Bussotti Giovanni, Leonardi Tommaso, Clark Michael B, Mercer Tim R, Crawford Joanna, Malquori Lorenzo, Notredame Cedric, Dinger Marcel E, Mattick John S, Enright Anton J
EMBL, European Bioinformatics Institute, Cambridge, CB10 1SD, United Kingdom;
Garvan Institute of Medical Research, Sydney, New South Wales 2010, Australia; MRC Functional Genomics Unit, Department of Physiology, Anatomy, and Genetics, University of Oxford, Oxford OX1 3PT, United Kingdom;
Genome Res. 2016 May;26(5):705-16. doi: 10.1101/gr.199760.115.
Targeted RNA sequencing (CaptureSeq) uses oligonucleotide probes to capture RNAs for sequencing, providing enriched read coverage, accurate measurement of gene expression, and quantitative expression data. We applied CaptureSeq to refine transcript annotations in the current murine GRCm38 assembly. More than 23,000 regions corresponding to putative or annotated long noncoding RNAs (lncRNAs) and 154,281 known splicing junction sites were selected for targeted sequencing across five mouse tissues and three brain subregions. The results illustrate that the mouse transcriptome is considerably more complex than previously thought. We assemble more complete transcript isoforms than GENCODE, expand transcript boundaries, and connect interspersed islands of mapped reads. We describe a novel filtering pipeline that identifies previously unannotated but high-quality transcript isoforms. In this set, 911 GENCODE neighboring genes are condensed into 400 expanded gene models. Additionally, 594 GENCODE lncRNAs acquire an open reading frame (ORF) when their structure is extended with CaptureSeq. Finally, we validate our observations using current FANTOM and Mouse ENCODE resources.

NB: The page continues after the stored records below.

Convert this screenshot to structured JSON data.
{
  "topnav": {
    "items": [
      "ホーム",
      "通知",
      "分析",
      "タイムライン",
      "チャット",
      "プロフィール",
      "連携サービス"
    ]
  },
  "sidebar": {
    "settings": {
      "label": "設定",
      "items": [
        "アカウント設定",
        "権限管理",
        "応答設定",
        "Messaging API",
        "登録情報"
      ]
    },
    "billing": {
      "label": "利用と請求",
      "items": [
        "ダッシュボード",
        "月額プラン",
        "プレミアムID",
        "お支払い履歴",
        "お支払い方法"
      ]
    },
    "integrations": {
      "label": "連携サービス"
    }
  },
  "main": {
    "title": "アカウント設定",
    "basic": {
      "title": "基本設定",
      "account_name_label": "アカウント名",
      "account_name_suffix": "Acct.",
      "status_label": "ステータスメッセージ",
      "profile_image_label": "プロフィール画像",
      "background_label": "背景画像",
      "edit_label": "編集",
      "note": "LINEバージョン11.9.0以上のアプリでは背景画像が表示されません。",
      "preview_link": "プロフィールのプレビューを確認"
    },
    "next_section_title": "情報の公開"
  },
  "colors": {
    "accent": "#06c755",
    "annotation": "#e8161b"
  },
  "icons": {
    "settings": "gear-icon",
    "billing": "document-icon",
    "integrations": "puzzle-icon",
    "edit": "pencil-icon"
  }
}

靶向RNA测序(CaptureSeq)使用寡核苷酸探针捕获RNA用于测序,可提供丰富的读取覆盖度、准确的基因表达测量以及定量表达数据。我们应用CaptureSeq来完善当前小鼠GRCm38基因组组装中的转录本注释。在五个小鼠组织和三个脑亚区域中,选择了超过23,000个对应于假定或注释的长链非编码RNA(lncRNA)的区域以及154,281个已知的剪接连接位点进行靶向测序。结果表明,小鼠转录组比以前认为的要复杂得多。我们组装的转录本异构体比GENCODE更完整,扩展了转录本边界,并连接了散布的映射读取岛。我们描述了一种新颖的过滤流程,可识别以前未注释但高质量的转录本异构体。在这个集合中,911个GENCODE相邻基因被整合为400个扩展的基因模型。此外,当594个GENCODE lncRNA的结构通过CaptureSeq扩展时,它们获得了开放阅读框(ORF)。最后,我们使用当前的FANTOM和小鼠ENCODE资源验证了我们的观察结果。